Dampak kedua adalah bencana alam khususnya banjir akibat kerusakan kawasan hutan di bagian hulu Provinsi Jambi. Sepanjang 2012, KKI Warsi mencatat ada 23 kasus banjir yang menyebabkan empat orang meninggal, ratusan hektare lahan dan ribuan rumah warga terendam.
Ketiga bencana tanah longsor. Sembilan kasus yang berakibat putusnya akses antar daerah. Titik paling sering terjadi longsor di Jambi ada di lintas Kota Jambi menuju Kabupaten Kerinci tepatnya di Kecamatan Muara Imat.
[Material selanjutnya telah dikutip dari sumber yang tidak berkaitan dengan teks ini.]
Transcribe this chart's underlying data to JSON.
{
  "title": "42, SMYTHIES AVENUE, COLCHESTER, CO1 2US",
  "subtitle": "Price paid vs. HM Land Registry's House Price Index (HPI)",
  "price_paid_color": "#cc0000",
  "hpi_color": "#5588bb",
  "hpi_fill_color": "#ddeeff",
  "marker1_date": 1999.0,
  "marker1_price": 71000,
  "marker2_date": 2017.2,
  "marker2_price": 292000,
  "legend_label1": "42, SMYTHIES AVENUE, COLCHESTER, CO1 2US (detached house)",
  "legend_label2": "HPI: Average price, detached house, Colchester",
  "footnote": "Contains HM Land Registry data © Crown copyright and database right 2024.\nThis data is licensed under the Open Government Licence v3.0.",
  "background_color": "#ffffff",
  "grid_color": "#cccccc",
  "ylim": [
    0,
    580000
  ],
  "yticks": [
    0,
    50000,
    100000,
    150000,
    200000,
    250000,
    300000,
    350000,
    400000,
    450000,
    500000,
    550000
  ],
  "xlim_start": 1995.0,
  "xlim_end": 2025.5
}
Keempat, dampak kebakaran lahan dan hutan, pada 2012 tercatat ada 1.300 hektare kawasan Jambi terbakar termasuk di antaranya Taman Nasional Berbak (TNB) di Kabupaten Tanjung Jabung Timur. Kondisi ini menempatkan Provinsi Jambi pada urutan keempat terparah bencana kebakaran lahan dan hutan.
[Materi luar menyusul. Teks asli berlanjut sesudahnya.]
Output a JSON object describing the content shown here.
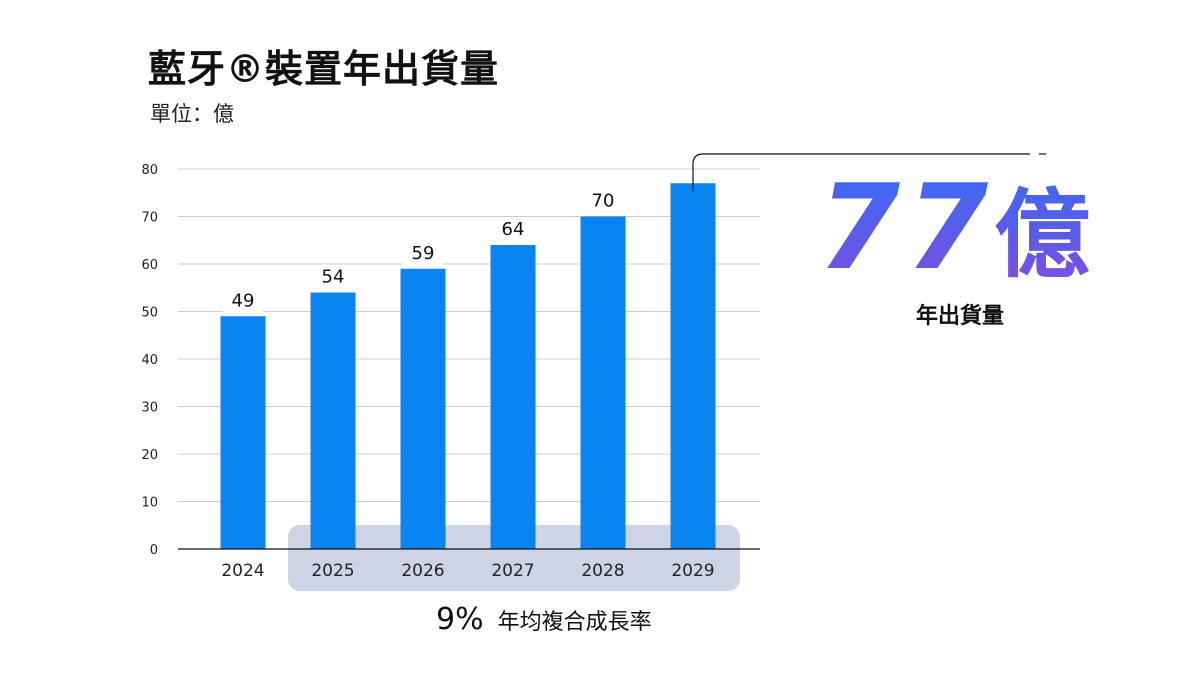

Dampak kelima meningkatnya konflik antara manusia dengan satwa. Kasus ini telah menyebabkan dua orang meninggal dan enam luka luka.
"Ini diakibatkan rusaknya hutan sebagai ekosistem satwa, sehingga banyak satwa yang masuk ke perkampungan, tidak hanya manusia, akibat konflik ini juga menyebabkan satwa langka mati," kata Rudi.
Dampak selanjutnya adalah masih adanya konflik lahan yang menjadi cerita lama di daerah itu. Sepanjang 2012 sedikitnya terjadi 35 kasus konflik lahan di Jambi dengan luas areal mencapai 135,686,6 hektare. Akibat konflik ini menewaskan satu orang warga maupun kerugian lain seperti pembakaran alat berat maupun sarana perusahaan lainnya.
Dampak ketujuh, masih maraknya penambangan emas tanpa izin (PETI) di sepanjang aliran Sungai Batanghari dari hulu hingga ke hilir tercatat ada 27 kasus resmi.
"Meski belum ada penelitian khusus kami, akibat PETI ini akan merusak ekosistem sungai yang tentunya bisa berdampak bagi manusia mengingat penggunaan zat beracun pada kegiatan ilegal ini," ujar Rudi lagi.
Dampak terakhir kasus pertambangan khususnya batu bara dan emas di Jambi mencakup 10.175 hektare lahan pertambangan.
"Dampak dari masalah pertambangan adalah persoalan izin pinjam pakai yang tidak jelas. Begitu juga dampak jalur transportasi pertambangan batubara di Jambi yang masing menggunakan jalan umum sehingga merusak fasilitas jalan," jelasnya.
Terkait persoalan pengelolaan lingkungan ini, KKI Warsi Jambi tengah mendorong pemerintah di Jambi agar dapat menyusun kerangka acuan selain Rencana Tata Ruang Wilayah (RTRW) sebagai pedoman khusus untuk pengelolaan sumber daya alam di daerah itu.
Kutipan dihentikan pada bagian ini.